Session Type: ACR Poster Session C
Session Time: 9:00AM-11:00AM
Background/Purpose: Spondyloarthropathies include a group of disease which have similar clinical, radiographic and genetic features. Uveitis, psoriasis (PsO) and inflammatory bowel disease (IBD) are common extra-articular manifestations (EAMs) in spondyloarthritis and an important part of the ASAS classification criteria for axial and peripheral spondyloarthritis which has an influence on treatment choices. The aim of this study is to compare the burden of disease and clinical features in the patients with axial spondyloarthritis (axSpA) with and without EAMs.

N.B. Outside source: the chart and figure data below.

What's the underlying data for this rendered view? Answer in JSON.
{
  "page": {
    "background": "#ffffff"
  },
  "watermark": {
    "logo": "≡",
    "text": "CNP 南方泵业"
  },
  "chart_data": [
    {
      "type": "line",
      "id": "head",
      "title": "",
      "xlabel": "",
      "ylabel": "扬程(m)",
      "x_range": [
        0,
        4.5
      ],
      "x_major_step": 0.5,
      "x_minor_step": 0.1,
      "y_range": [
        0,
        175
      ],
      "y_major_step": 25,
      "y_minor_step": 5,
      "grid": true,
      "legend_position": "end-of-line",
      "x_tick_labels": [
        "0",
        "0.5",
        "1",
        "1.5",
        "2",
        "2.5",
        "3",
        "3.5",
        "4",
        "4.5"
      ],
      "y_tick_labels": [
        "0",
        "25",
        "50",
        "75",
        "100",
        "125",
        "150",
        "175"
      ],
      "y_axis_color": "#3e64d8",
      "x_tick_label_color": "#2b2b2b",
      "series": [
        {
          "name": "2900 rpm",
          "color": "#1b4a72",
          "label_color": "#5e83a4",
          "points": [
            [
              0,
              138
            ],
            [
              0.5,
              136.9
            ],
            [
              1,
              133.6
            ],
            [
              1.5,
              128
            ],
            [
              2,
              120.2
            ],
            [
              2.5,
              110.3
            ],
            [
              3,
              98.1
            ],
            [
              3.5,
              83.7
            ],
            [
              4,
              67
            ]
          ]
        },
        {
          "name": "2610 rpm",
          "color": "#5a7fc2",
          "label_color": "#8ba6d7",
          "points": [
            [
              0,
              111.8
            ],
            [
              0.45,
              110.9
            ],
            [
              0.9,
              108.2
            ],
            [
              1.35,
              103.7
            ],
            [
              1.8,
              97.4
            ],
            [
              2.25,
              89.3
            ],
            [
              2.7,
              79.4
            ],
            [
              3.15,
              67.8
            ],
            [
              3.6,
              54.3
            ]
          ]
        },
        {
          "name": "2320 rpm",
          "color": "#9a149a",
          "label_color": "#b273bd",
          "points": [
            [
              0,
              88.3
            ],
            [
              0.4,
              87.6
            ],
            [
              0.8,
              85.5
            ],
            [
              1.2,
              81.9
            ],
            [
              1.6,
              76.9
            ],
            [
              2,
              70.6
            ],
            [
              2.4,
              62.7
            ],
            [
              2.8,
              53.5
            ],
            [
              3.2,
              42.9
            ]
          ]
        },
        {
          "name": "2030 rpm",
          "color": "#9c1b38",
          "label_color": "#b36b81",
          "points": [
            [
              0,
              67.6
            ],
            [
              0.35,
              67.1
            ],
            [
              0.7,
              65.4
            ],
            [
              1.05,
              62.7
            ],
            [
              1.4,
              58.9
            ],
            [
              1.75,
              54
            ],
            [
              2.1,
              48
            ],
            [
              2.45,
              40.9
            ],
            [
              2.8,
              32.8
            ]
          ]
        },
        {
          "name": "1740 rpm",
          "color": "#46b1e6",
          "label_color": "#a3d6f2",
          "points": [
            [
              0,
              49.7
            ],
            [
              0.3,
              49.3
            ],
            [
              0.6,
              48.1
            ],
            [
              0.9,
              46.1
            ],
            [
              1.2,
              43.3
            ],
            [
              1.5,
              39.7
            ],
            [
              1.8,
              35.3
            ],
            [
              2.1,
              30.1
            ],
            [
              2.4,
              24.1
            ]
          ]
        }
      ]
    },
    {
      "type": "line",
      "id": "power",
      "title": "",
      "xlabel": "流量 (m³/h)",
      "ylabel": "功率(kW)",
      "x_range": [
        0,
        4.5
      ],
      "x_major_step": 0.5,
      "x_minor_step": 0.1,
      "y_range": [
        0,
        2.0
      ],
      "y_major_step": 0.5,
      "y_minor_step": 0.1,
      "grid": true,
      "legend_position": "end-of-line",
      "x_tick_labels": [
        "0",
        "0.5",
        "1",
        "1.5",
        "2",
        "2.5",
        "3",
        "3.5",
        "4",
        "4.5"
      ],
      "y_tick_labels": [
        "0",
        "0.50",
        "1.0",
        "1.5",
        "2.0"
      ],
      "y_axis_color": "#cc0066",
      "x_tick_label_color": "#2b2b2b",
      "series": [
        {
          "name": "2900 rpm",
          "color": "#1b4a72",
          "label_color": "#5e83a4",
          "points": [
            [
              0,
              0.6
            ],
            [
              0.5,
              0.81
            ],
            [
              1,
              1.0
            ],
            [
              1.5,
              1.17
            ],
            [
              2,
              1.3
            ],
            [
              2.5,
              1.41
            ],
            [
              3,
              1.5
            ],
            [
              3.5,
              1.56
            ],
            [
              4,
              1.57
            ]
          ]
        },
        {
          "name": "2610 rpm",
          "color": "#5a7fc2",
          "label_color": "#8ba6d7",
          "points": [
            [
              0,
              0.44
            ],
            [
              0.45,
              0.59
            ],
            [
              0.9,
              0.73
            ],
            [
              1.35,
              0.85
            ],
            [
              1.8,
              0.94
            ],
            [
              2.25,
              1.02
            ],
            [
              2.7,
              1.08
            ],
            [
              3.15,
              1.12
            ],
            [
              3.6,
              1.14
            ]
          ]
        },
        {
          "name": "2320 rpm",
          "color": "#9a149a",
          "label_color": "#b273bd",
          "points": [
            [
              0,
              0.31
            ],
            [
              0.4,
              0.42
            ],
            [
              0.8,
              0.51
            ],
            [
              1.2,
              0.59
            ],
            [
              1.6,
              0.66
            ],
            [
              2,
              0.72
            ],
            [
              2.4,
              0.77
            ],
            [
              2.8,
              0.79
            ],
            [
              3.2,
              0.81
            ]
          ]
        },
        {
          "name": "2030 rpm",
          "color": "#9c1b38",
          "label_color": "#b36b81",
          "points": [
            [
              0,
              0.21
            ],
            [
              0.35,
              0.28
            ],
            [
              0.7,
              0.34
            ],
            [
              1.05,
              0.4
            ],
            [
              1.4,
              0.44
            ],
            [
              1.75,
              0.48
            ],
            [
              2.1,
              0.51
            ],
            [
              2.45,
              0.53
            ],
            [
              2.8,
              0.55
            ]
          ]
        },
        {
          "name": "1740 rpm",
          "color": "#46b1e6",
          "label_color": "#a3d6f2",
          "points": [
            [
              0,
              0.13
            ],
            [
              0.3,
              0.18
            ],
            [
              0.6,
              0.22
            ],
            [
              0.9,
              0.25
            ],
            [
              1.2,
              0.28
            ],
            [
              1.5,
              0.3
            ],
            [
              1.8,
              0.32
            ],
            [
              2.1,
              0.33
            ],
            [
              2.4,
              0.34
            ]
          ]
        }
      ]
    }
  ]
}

Methods: Adult patients from Erciyes SpA cohort who met ASAS classification criteria for axSpA were included. Patients were assigned into two groups according to having EAMs (uveitis and/or IBD and/or PsO, all were proven by the related specialists). Radiographic axSpA was defined on the basis of presence of at least bilateral grade 2 sacroiliitis according to modified New York criteria, decided by the consensus of three rheumatologists. Patients’ demographic and clinical data including symptom duration, VAS-pain, patient’s and physician’s global assessment, BASDAI were recorded. Short form-36 (physical and mental components, SF-36 PCS/MCS), health assessment questionnaire (HAQ) and ankylosing spondylitis quality of life questionnaire (ASQoL) were used to assess QoL and disability and hospital anxiety and depression scale (HADS) for psychological status. Anthropometric measurements included cervical rotation, tragus-to-wall distance (TWD), chest expansion, lumbar lateral flexion and Schober’s test.
Results: A total of 591 patients with axSpA were included, 124 patients (%21) had EAMs (EAM +ve) and 467 patients (%79) did not have EAMs (EAM -ve). Demographic data and all anthropometric measurements were similar between EAM +ve and EAM -ve patients, except for TWD which was higher in EAM +ve patients (whole axSpA, p=0.034 and r-axSpA, p=0.002). EAM +ve patients had higher frequency of HLA B27 and peripheral arthritis than EAM –ve patients in the whole axSpA (p=0.031 and p=0.003, respectively) and r-axSpA (p=0.036 and p=0.001, respectively) groups.
Conclusion: EAMs positive and negative patients with r-axSpA differs in terms of HLA B27 and peripheral arthritis, however subgroups of patients with nr-axSpA and r-axSpA with or without EAMs have similar burden of disease.